27 de março de 2022

As cepas recombinantes do Coronavírus

Da Bíblia a mitologia grega, dos animais transgênicos aos organismos geneticamente modificados, os Recombinantes, figuras místicas caracterizadas por uma aparência híbrida de dois ou mais organismos, sempre estimularam a criatividade dos humanos. E agora estão presentes na narrativa da pandemia de COVID-19. O principal mecanismo de recombinação viral ocorre quando pessoas são infectadas ao mesmo tempo por mais de uma variante, e dentro de uma célula humana duplamente infectada a maquinaria de produção de mais cópias do vírus acaba misturando pedaços do material genético de uma variante com a da outra, produzindo uma combinação genética diferente das duas originais.

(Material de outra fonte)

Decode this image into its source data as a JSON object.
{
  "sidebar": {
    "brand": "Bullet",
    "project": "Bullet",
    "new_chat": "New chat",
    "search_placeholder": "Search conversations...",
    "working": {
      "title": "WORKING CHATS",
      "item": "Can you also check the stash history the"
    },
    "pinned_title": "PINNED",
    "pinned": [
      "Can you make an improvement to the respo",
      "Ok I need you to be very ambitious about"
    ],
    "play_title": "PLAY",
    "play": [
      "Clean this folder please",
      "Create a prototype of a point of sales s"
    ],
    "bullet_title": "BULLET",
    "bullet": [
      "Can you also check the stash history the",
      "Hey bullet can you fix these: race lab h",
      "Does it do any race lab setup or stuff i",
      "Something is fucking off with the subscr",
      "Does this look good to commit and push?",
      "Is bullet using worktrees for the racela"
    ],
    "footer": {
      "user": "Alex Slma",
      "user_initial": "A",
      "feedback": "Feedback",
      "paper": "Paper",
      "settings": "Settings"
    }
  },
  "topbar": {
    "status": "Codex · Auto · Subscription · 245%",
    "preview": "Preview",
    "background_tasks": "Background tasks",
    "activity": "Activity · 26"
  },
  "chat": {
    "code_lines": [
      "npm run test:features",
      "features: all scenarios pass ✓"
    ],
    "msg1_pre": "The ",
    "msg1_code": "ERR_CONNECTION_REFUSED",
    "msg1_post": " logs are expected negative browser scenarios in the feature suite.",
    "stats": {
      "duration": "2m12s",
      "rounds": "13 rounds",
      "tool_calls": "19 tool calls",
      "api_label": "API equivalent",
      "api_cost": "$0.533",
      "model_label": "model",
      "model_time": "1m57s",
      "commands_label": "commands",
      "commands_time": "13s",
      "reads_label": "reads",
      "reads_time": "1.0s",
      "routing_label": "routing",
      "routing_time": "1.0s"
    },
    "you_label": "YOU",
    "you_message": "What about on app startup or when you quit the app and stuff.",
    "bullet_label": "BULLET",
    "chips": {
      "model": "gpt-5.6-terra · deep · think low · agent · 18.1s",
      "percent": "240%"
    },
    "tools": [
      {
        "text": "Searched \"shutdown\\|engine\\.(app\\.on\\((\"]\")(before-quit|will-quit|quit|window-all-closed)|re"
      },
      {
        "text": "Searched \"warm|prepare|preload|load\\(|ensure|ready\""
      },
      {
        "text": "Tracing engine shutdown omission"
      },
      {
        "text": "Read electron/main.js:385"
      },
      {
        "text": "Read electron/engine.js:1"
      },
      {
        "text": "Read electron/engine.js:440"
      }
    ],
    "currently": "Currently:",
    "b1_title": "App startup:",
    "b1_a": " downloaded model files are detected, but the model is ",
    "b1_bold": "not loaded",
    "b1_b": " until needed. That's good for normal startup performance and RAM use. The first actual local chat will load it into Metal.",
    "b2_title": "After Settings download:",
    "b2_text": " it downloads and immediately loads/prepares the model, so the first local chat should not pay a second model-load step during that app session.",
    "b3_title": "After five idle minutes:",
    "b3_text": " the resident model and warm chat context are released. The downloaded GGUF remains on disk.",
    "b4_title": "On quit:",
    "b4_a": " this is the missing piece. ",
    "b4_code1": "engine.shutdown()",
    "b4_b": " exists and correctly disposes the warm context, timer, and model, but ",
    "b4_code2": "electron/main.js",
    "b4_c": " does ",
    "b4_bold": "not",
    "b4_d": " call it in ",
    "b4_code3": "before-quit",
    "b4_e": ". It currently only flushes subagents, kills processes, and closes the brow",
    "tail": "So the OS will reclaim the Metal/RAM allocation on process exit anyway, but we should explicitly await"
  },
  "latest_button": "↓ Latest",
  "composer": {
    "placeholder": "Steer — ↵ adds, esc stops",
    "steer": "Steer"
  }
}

Já foram relatados raros casos de variantes genéticas do SARS-CoV-2 compostas por mistura de material genéticos das variantes Alfa e Delta, porem o fato da onda Delta mal ter terminado quando iniciou a onda Omicron, acabou tornando mais frequente o encontro destas duas variantes. Neste momento circulam em humanos pelo menos onze tipos de recombinantes do SARS-CoV-2, denominados de XA a XL, todos detectados inicialmente em janeiro de 2022. Destacam-se três; XD é fruto da mistura de material genético da variante Delta apenas com o gene Spike da variante BA.1 de Omicron. Foi descrita pela primeira vez na França, e já foi detectada em algumas dezenas de pacientes na Alemanha, Holanda, Dinamarca, Bélgica e Austrália. Possíveis casos estão sendo analisados na Índia, Israel e a FIOCRUZ analisa um possível primeiro caso no Brasil. A análise criteriosa é fundamental para evitar confusão com dupla infecção sem recombinação, ou falsos resultados devido a artefatos das técnicas laboratoriais de sequenciamento do genoma do vírus, como já ocorreu no Chipre. A variante XE, identificada inicialmente na Inglaterra e em seguida na Escócia e Irlanda, é composta pela mistura da região inicial do genoma da Omicron BA.1 com o resto do genoma da Omicron BA.2 incluindo sua Spike, foi detectada em cerca de quinhentas pessoas com COVID. Já a XF, composta pela mistura só da região inicial do genoma da Delta com o predomínio do genoma sendo da Omicron BA.2 incluindo sua Spike e genes para proteínas estruturais, foi detectada até o momento só na Inglaterra, em cerca de 50 pessoas.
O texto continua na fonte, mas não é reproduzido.